AsalasahSuasana bandara Jeddah tidak seperti yang saya bayangkan. Tidak ada keriuhan yang berarti, malah cenderung sangat sepi. Entah karena kami tiba dalam rombongan kecil. Suasana mungkin sedikit berbeda kalau yang datang adalah jamaah haji reguler, yang datang sebagai rombongan besar dengan pesawat berbadan lebar, dengan jumlah 300-500 orang.

Tiba di bandara kami diangkut dengan bis menuju terminal kedatangan haji. Di situ petugas meminta kami duduk, lalu memberi instruksi untuk mengisi kartu disembarkasi yang sudah sangat disederhanakan. Jamaah hanya perlu mengisi nama dan nomor paspor, kemudian menempelkan kode batang yang tersedia di kartu disembarkasi.

Setelah menunggu sekitar 30 menit kami beranjak menuju pemeriksaan imigrasi. Ada sekitar 20 pintu pemeriksaan yang berjajar. Seorang petugas dengan ramah meminta kami berbaris. Kemudian dilayani satu per satu. Semua berjalan dengan tertib.

Di masa lalu saya sering mendengar cerita tentang petugas bandara yang bertingkah seenaknya. Kali ini kesan itu jauh dari kenyataan. Sepertinya pemerintah Saudi sudah melakukan banyak perbaikan.

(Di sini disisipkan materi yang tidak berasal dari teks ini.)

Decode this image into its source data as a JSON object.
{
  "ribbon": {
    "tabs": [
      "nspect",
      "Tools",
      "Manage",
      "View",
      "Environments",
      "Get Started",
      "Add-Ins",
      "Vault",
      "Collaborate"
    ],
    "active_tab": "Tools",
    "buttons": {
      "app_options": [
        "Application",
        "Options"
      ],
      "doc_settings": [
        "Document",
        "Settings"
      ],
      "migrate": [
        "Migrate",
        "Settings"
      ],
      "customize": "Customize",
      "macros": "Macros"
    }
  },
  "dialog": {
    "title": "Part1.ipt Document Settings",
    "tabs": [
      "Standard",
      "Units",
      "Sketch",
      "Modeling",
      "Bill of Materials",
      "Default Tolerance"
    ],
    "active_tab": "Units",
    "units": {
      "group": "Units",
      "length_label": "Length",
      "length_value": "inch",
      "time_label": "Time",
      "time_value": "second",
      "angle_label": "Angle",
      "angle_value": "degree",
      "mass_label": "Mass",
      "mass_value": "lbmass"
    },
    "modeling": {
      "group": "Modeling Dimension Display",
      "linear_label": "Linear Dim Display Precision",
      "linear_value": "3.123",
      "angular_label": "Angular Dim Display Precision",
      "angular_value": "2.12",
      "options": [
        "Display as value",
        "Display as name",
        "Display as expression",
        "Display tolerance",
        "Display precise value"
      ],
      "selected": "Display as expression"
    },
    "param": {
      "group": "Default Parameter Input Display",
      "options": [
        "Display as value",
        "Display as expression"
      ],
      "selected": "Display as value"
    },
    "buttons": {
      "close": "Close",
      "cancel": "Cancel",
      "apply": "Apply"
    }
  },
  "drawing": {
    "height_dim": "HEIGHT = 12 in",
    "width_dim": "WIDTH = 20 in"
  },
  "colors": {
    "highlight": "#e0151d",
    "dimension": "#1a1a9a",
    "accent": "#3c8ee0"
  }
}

Giliran saya tiba. Saya sapa petugasnya.
"Assalamualaikum."
"Wa alaikum salam. Kaifa khaluk."
"Khair, alhamdulillah."
"Ta'lamu arabiy?"
"Qaliilan."
Petugas ini bertanya, apakah saya bisa bahasa Arab. Saya jawab, bisa sedikit. Eh, dia malah mengajak saya berbincang lebih lanjut.
"Belajar bahasa Arab di mana?"
"Di madrasah tsanawiyah."
"Kapan?"
"Sudah lama, tiga puluh tahun yang lalu."
"Di kota mana?"

Aduh, kok malah ditanya terus. Akhirnya saya jawab pakai bahasa Inggris saja. Dia lalu berhenti bertanya lagi. Saya menjalani pemeriksaan visa, pengambilan sidik jari, dan berfoto.

Setelah pemeriksaan imigrasi, kami memeriksa koper masing-masing. Setelah dipastikan ada, kami bergerak ke luar, tempat menunggu bis. Tempatnya di luar gedung terminal, terbuka. Barulah terasa panasnya Arab. Saya jadi ingat pengalaman pertama kali tina di Jepang 20 tahun lalu, di puncak musim dingin. Kali ini di puncak cuaca panas. Tidak tanggung-tanggung.

Lebih dari satu jam kami menunggu di situ. Ada koper yang lama tertahan, yaitu koper yang berisi obat-obatan yang dibawa oleh tim dokter. Selama menunggu petugas membagikan minuman kemasan, bertuliskan "hadiah". Ada banyak dermawan yang membagikan minuman kemasan untuk jamaah haji. Ada pula yang membagikan buku-buku zikir. Hampir 2 jam kemudian barulah kami bisa berangkat.

Makan siang hari ini disediakan di bis. Menunya masakan Indonesia, ayam goreng kalasan, sambal tempe, telur ceplok, dan lalap timun.

Selanjutnya kami bergerak menuju Mekah. Jalan yang dilewati juga lengang, tanpa tanda-tanda khusus bahwa ini musim haji. Entah nanti saat masuk ke kota Mekah. Pembimbing menjelaskan bahwa ibadah umrah haji baru akan dilaksanakan setelah salat isya nanti, untuk mengindari keramaian dan cuaca panas.